As the ongoing outbreak in the Democratic Republic of Congo illustrates, Ebola virus disease continues to pose a significant risk to humankind and this necessitates the continued development of therapeutic options. One option that warrants evaluation is that of defective genomes; these can potentially parasitize resources from the wild-type virus and may even be packaged for repeated co-infection cycles. Deletion and copy-back defective genomes have been identified and reported in the literature. As a crude, mixed preparation these were found to have limiting effects on cytopathology. Here we have used synthetic virology to clone and manufacture two deletion defective genomes. These genomes were tested with Ebola virus using in vitro cell culture and shown to inhibit viral replication; however, and against expectations, the defective genomes were not released in biologically significant numbers. We propose that EBOV might have yet unknown mechanisms to prevent parasitisation by defective interfering particles beyond the known mechanism that prevents sequential infection of the same cell. Understanding this mechanism would be necessary in any development of a defective interfering particle-based therapy.

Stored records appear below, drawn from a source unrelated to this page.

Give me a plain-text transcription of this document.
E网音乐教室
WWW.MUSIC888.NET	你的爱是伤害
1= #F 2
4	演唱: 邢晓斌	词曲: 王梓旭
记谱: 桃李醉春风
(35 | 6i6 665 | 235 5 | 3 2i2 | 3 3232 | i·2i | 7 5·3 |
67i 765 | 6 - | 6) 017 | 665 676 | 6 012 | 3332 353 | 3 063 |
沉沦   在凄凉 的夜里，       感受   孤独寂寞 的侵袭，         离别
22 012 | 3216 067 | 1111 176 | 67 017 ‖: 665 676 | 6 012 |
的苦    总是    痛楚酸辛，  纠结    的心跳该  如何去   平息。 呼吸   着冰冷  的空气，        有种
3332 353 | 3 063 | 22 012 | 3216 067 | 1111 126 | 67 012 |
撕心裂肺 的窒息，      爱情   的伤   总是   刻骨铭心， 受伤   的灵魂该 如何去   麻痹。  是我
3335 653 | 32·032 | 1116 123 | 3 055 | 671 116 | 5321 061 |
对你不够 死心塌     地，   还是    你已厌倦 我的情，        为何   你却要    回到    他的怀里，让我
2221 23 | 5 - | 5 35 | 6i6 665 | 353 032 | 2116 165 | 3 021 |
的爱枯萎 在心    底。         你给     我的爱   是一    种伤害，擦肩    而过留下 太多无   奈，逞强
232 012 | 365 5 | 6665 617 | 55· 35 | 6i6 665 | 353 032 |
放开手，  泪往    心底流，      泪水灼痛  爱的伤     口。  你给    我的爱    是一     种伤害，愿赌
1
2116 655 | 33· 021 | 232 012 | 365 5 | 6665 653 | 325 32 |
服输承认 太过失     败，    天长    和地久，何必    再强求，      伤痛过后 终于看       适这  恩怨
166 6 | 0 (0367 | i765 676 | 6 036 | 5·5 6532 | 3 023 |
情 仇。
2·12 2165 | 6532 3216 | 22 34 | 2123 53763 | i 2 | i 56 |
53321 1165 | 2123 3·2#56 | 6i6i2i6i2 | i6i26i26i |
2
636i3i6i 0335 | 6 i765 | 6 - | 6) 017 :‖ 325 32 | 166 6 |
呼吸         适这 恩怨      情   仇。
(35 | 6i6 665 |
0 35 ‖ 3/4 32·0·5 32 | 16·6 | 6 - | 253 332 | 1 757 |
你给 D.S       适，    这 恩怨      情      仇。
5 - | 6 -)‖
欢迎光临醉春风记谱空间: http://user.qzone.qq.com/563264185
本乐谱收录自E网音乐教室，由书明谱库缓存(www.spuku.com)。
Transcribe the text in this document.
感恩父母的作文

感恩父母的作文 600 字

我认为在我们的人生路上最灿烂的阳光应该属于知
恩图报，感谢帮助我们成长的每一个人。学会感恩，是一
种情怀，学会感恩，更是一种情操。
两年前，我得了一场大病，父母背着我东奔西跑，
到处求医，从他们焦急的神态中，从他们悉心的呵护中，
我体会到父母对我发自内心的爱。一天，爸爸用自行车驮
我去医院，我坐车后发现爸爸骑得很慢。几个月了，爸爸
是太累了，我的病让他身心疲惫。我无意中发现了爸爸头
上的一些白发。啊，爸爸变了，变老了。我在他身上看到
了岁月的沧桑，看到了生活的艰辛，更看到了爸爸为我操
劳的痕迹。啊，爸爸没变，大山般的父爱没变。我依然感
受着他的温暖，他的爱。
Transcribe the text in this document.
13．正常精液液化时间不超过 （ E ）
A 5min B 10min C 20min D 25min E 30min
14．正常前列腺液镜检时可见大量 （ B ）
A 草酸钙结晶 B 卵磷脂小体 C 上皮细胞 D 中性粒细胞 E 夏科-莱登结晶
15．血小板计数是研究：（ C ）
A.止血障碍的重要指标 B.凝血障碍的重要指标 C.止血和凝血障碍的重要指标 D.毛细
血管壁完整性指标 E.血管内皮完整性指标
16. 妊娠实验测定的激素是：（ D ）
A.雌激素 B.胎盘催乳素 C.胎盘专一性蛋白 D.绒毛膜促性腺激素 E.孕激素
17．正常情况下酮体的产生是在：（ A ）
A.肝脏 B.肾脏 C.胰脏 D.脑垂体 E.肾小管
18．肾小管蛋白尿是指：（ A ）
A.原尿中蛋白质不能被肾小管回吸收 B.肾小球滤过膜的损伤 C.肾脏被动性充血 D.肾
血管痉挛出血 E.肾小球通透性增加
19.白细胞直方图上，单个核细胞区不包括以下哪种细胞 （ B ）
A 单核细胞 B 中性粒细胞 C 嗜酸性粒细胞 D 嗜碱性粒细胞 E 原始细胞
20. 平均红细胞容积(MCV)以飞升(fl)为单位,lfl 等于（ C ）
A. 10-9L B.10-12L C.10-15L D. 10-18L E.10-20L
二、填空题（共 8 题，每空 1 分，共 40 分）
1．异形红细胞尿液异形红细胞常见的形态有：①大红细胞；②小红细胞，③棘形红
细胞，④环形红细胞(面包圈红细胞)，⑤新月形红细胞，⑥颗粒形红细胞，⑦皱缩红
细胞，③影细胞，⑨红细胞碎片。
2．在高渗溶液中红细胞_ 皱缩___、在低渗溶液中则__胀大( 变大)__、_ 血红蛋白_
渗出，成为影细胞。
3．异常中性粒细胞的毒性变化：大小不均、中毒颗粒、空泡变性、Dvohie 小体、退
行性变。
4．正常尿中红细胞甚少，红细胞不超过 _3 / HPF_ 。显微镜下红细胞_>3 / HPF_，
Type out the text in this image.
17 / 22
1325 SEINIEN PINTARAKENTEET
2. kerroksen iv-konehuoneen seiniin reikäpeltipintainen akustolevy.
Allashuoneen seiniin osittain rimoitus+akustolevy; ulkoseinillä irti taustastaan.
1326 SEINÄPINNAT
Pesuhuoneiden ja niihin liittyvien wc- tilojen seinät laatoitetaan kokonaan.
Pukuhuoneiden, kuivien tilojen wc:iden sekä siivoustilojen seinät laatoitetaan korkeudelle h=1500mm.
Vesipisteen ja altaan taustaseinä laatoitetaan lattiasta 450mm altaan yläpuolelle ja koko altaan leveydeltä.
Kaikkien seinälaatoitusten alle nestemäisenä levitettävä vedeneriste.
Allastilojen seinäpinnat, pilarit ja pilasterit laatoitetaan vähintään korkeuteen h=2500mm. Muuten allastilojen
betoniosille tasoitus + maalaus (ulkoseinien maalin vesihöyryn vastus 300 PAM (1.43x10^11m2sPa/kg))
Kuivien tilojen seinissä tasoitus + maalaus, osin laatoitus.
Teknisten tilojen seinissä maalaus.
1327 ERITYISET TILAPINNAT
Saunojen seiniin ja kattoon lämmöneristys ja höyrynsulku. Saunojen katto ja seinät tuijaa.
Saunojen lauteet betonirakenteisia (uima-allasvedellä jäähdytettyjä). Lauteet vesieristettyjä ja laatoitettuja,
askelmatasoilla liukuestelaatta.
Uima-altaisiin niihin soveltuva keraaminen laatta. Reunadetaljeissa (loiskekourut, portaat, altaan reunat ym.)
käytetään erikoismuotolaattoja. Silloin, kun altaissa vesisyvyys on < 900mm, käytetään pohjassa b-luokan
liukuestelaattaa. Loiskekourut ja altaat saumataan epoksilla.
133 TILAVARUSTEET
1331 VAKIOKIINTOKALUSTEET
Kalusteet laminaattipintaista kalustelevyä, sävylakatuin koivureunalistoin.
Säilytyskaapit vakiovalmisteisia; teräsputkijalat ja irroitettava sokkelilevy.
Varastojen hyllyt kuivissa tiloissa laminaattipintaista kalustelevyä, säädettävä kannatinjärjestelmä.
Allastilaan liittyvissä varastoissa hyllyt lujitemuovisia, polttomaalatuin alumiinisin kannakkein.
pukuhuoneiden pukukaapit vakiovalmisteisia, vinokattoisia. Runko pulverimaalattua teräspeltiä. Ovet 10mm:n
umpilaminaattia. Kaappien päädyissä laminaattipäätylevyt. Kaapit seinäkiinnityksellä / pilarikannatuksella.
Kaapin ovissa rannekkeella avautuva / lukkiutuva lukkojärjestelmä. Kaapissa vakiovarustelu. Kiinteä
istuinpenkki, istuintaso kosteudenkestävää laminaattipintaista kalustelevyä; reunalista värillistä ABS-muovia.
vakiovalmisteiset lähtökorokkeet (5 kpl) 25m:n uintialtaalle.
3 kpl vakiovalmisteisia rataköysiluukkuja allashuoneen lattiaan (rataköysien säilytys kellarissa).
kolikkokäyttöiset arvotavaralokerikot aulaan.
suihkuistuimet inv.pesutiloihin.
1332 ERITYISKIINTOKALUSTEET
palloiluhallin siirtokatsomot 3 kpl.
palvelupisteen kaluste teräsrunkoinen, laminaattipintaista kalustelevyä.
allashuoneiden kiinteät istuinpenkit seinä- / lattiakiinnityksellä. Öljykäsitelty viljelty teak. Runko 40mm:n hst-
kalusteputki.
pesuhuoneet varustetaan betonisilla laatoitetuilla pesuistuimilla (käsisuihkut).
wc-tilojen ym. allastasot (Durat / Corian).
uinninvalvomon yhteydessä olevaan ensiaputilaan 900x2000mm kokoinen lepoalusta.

Keywords: DIPs; defective interfering particles; deletion; ebola; in vitro.

Figure 1

Genetic maps of the defective genome constructs from Calain et al. (1999). The Light orange region correspond to regions of the backbone plasmid (pUC 57_A338); the gray regions correspond to the virus regions that were used from the EBOV viral sequence (KJ660347.2). The colors are for guidance only.

Figure 2

The effect of defective genomes on viral release. 2 × 10⁵ Vero c1008 cells were infected with 1 × 10⁶ TCID₅₀ infectious units of EBOV strain Ecran (~1 × 10¹² genomes) for 2 h then washed. The cells were then transfected with 1 μg of control RNA (red dots) or DG-d1 RNA (blue dots) RNA or DG-d2 RNA (purple dots) for 4 h. Un-treated Ebola virus only infection was used for comparison. The cells were then incubated and cell culture supernatants at 48 h post infection were taken and analyzed. The virus was enumerated using qRT-PCR (A) and TCID50 assay (B). Data shown are normalized to the EBOV-Ecran only control for each experiment. One sample T-tests were performed to indicate the likelihood that the difference would have occurred through random chance. The P-values are given for the 95% level. Each data point is an independent experiment and the geometric mean of 3 replicates generated from independent wells within the same experiment.

Figure 3

The release of defective genomes. 2 × 10⁵ Vero c1008 cells were infected with 1 × 10⁶ TCID₅₀ infectious units of EBOV strain Ecran (~1 × 10¹² genomes) for 2 h then washed. The cells were then transfected with 1 μg of DG-d1 RNA for 4 h. The cells were then incubated. Samples of the cells at time 0 and supernatant at 48 h post infection were taken. The viral genomes (defective and wild-type) were enumerated using qRT-PCR. The graph shows the count of each viral type (wild-type and DG-d1) within the cells at the onset of the experiment and the counts of viral type in the extracellular space after 48 h. Each data point is the geometric mean (± 95% confidence intervals) of 3 independent experiments, where each experiment is the geometric mean of 3 replicates generated from independent wells within the same experiment. Where EBOV Ecran was measured, black lines link the data points and the gray circles indicate non-transfected control infected cells, the red circles indicate infected cells transfected with control RNA and the blue circles indicate the infected cells transfected with DG-d1. Where the DG-d1 was measured, the green lines link the data points and the green circles indicate the infected cells transfected with DG-d1 and the yellow circles indicate uninfected cells transfected with DG-d1.